Gottes Wohnen in der Welt
Mit dem Wohnen ist der Gedanke einer festen und verlässlichen Bleibe verknüpft. Anthropologisch und gesellschaftlich gilt das im Blick auf die Frage: Wo habe ich meine Bleibe? Wo habe ich Raum, den ich für mich beanspruchen darf? Vielleicht eng verbunden mit den Fragen: Wo liegen meine Wurzeln? Wo bin ich zuhause? Was ist mir Heimat?
Der Gedanke der Bleibe lässt sich aber auch theologisch auf Gott und sein Wohnen in der Welt hin lesen und verstehen. Wohlgemerkt: Hes. stellt nicht die Frage nach dem Wohnen Gottes in der Welt bzw. unter seinem Volk, sondern er formuliert eine Antwort aus Gottes Sicht. Dabei blickt er zurück auf eine Erfahrungsgeschichte des Wohnens Gottes in seinem Heiligtum. Ob nun der Tempel die Wohnung Gottes selbst oder nur diejenige seines Namens ist (vgl. 1. Kön. 8), ob es der Tempel selbst ist oder die heilige Lade … Bei Hes. wird die Zusage Gottes laut, an einer lokalisierbaren Stelle unter den Menschen seines Bundes gegenwärtig zu sein – auffindbar, ansprechbar, verlässlich präsent.

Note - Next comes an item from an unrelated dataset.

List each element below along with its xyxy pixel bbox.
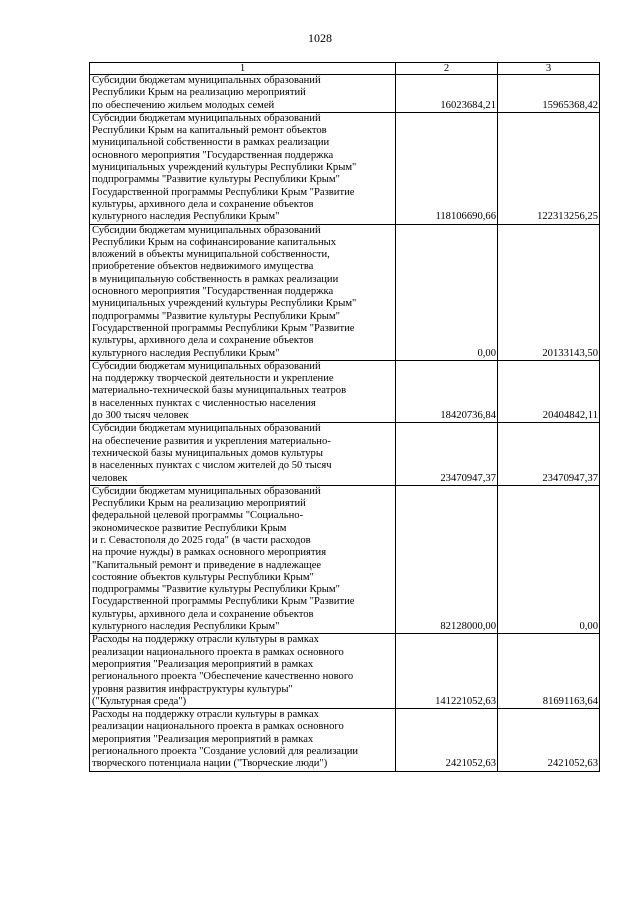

Die Sehnsucht, den Wohnort aufzusuchen und aufzufinden, wird an Weihnachten wie selten sonst greifbar, mag dies so intendiert und ausgedrückt werden oder nicht. Die Frage ist: Was finden die Besucherinnen und Besucher unserer Weihnachtsgottesdienste in unseren Kirchen?
Die Wohnung(en) Christi
So sehr man vor der christologischen Interpretation atl. Texte zurückschrecken mag, an Heiligabend ist ihr nicht auszuweichen – es sei denn, man verzichtet auf den Predigttext. Ich möchte der Schwierigkeit dadurch entgehen, dass ich über das Motiv des Wohnens die Geschichte Gottes mit den Menschen, seine Präsenz unter uns, verlängere in das Christusgeschehen hinein. Auch wir Christen kennen Orte, die – zumindest in symbolischem Sinne – als heilig gelten dürfen und etwas von der Gegenwart Gottes erzählen, unsere Kirchen. Aber zugleich kennen und bekennen wir, dass Gott, der Ewige und Unfassbare, Wohnung genommen hat in Jesus Christus, d.h. im Leben, Reden, Wirken und Leiden eines Menschen (Joh. 1,14).

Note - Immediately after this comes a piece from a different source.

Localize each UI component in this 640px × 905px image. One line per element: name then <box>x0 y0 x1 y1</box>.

Die Wohnung(en) Christi aber sind doppeldeutig zu verstehen: als die Wohnung, die Christus, der Sohn, Gott, dem Vater, einräumt, um in einer ganz besonderen Qualität gegenwärtig zu sein auf Erden und unter uns Menschen, und als die Wohnungen, die Christus unter uns Menschen findet, um dorthin Gott zur Wohnung zu bringen.
Herzenswohnungen
Über die zuletzt genannte Brücke lässt sich zu den Gottesdiensten, zur Gemeinschaft in Singen und Beten weiterschreiten, um Gottes Wohnung auf Erden zu beschreiben: Er wohnt dort, wo wir ihn in Christi Namen anrufen – mindestens dort! (vgl. Kol. 3,16) Also auch hier und heute an Heiligabend 2019! Aber er will nicht gebunden bleiben an äußerliche Zeit- und Raummaße. Es ist uns Christen, d.h. denen, die seinen Namen tragen, verheißen, dass Gott Wohnung nimmt in unseren Herzen. Damit kehrt er zugleich ein in unseren Alltag jenseits aller Feiertagsstimmung und -herrlichkeit.